WE’RE all unique aren’t we? This is what I keep reading on Facebook anyway. “You’re unique…just like everyone else.” Of course, I’ve been saying for years that not only are we not unique, we’re so alike that it’s actually scary.
Have you ever met with someone for an ‘auld natter’ and at some point in the chat one of you will say “ah here…me and you are like two peas in a pod.” You’ll talk about something you do and then the other person will say that they’re always doing that too.
The thing is, we’re all a lot busier than we used to be. More of us are working now, with kids and partners to look after and we don’t have the time to sit and have those long chats that we might have done in our youth. It’s only when you get the chance to have these tête-à-tête’s that you will remember just how unique you actually aren’t.
I picked up a cool retro T-shirt in Penneys the other week except it wasn’t cool at all because every Tom, Dick and Harry will be wearing it around John Roberts Square within the next fortnight.
Let me tell you about some of the things that I do and have done – just notions from the top of my head – and you can shout “SNAP” in your head (or out loud if you want – that would be pretty unique in fairness).
When I was a child, I somehow managed to think that rape and stab meant the same thing. Seriously. I was going around telling people that I’d rape them if they didn’t give back my sticker album. I can’t remember exactly when I learned about the mystery of child birth but I know for a fact that through most of primary school I went from thinking that babies came out of a belly button or a bum. Primary School boys don’t really haven’t a clue about vaginas or how many holes women actually have down there. To be honest, this probably remained a mystery right through secondary school as well.
Also, as a child, I believed that if you swallowed anything that wasn’t food, you’d more than likely die. I remember swallowing a bit of plastic and instantly coming out in a sweat convinced I had inadvertently killed myself. I sat in my room, in nervous silence, waiting for death to collect me, but he never arrived (although I still keep one eye open for him as I walk the streets as a 35-year old. Most of you probably shared my belief that swallowing chewing gum or swimming after a hape of ham sandwiches would also more than likely result in your death.
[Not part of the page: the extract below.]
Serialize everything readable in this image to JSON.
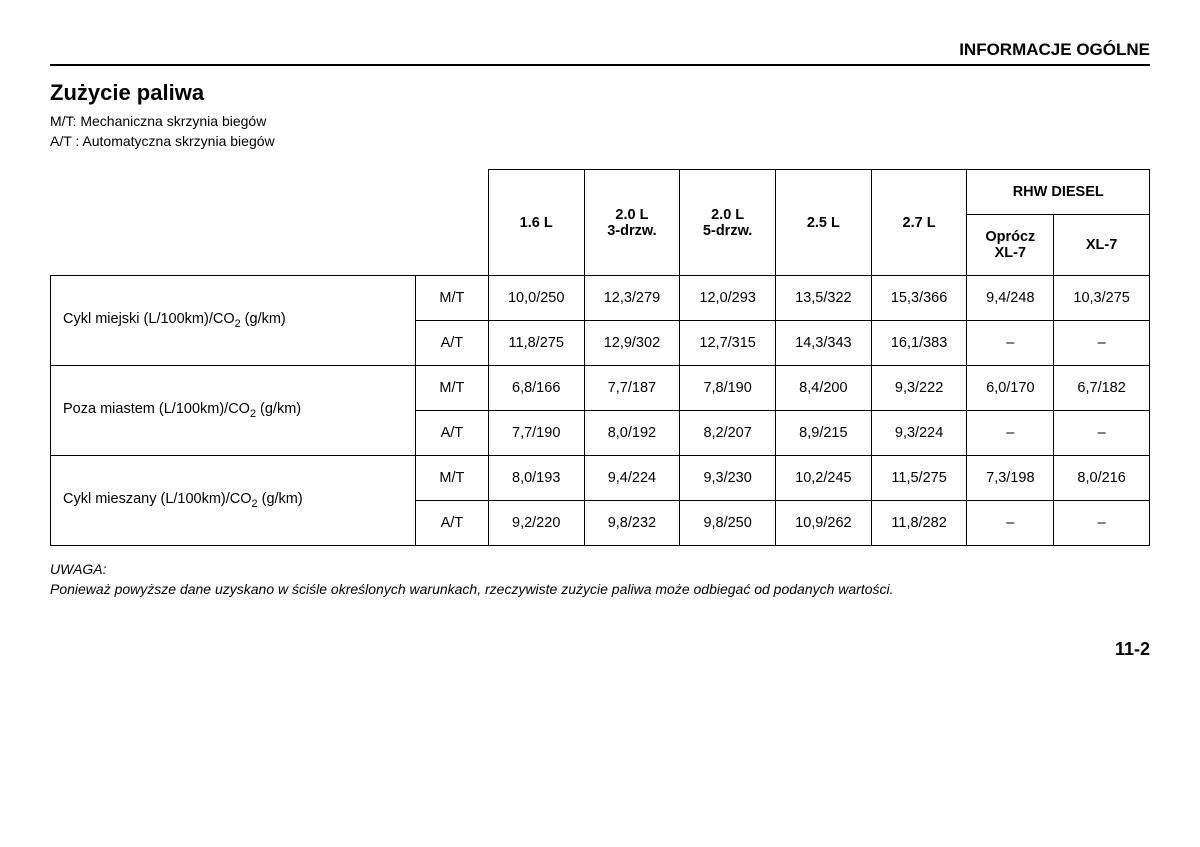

As a result of TV advertisements, the most dangerous place on Earth, as far as 12 year old me was concerned, was one of those Electricity gardens (I don’t know what they’re actually called). Remember the ad where the little idiot runs in to get his ball…I used to be taunted as a kid cause he shared the same name as me…do you remember it? Darren…DARREN! Darren’s dead.
The belief in the tooth fairy was real and I remember trying to con her one year after I found half a chewed peanut that looked remarkably like a tooth. Surprisingly, it didn’t work. When the Ice Cream man came down our street we’d all run out in our socks to get one of those screwballs (Ice cream with a bubble gum at the bottom)…running around in your socks was extremely common in the 80s and 90s.
Jump forward to today and we’ll see how ‘unique’ we actually are. I have become infinitely more irritable than I ever thought possible since I’ve been a member of Facebook. Consequently, I have probably unfollowed about 85% of my friends list on the book. Now, before I go on, let me say that if you’re a Facebook friend of mine, I definitely don’t do this with you (promise). Also, I’m very much aware of how much of a narky fecker I’m about to look here but I bet you that you’re going to be just as guilty!
When I see someone checking in to the airport I usually unfollow them – for the duration of their holiday anyway – simply because I’m not sure I can cope with the pictures of the beach knees, cocktails and beautiful sunsets. If I see ya sharing something like “Facebook will be charging from next week…it says so on Channel 13 news”, then there’s a good chance that I will never see any of your future Facebook updates again. I recently saw a list of all the people that I have recently unfollowed and I felt quite bad, so I started to follow them again, only to quickly be reminded of why I unfollowed them in the first place.
When I get a phone call in a public place, that I have no intention of answering, I’ll sometimes look around me to make sure that the person is not watching me from across John Robert Square and then gets to witness me seeing their name and choosing not to answer. As narky and as unsociable as I am making myself look, I’ll actually go out of my way to help someone and not have them think that I’m rude or stuck up.
Do you ever see someone you know on the street but they don’t see you, and you decide not to stop and say hello because you’re really just not in the mood for a chat? No, me neither, I’d never be that rude. Do you throw a napkin over the dinner that you’re embarrassed about not finishing? Do you laugh at the naivety of “private numbers” thinking that you’re ever going to answer the phone to them? Do you ever feel tempted to leave that thing at the bottom of the trolley that you know the check-out person didn’t see?
Are you currently thinking that I’m, frankly, a horrible person? It’s okay, because you are too.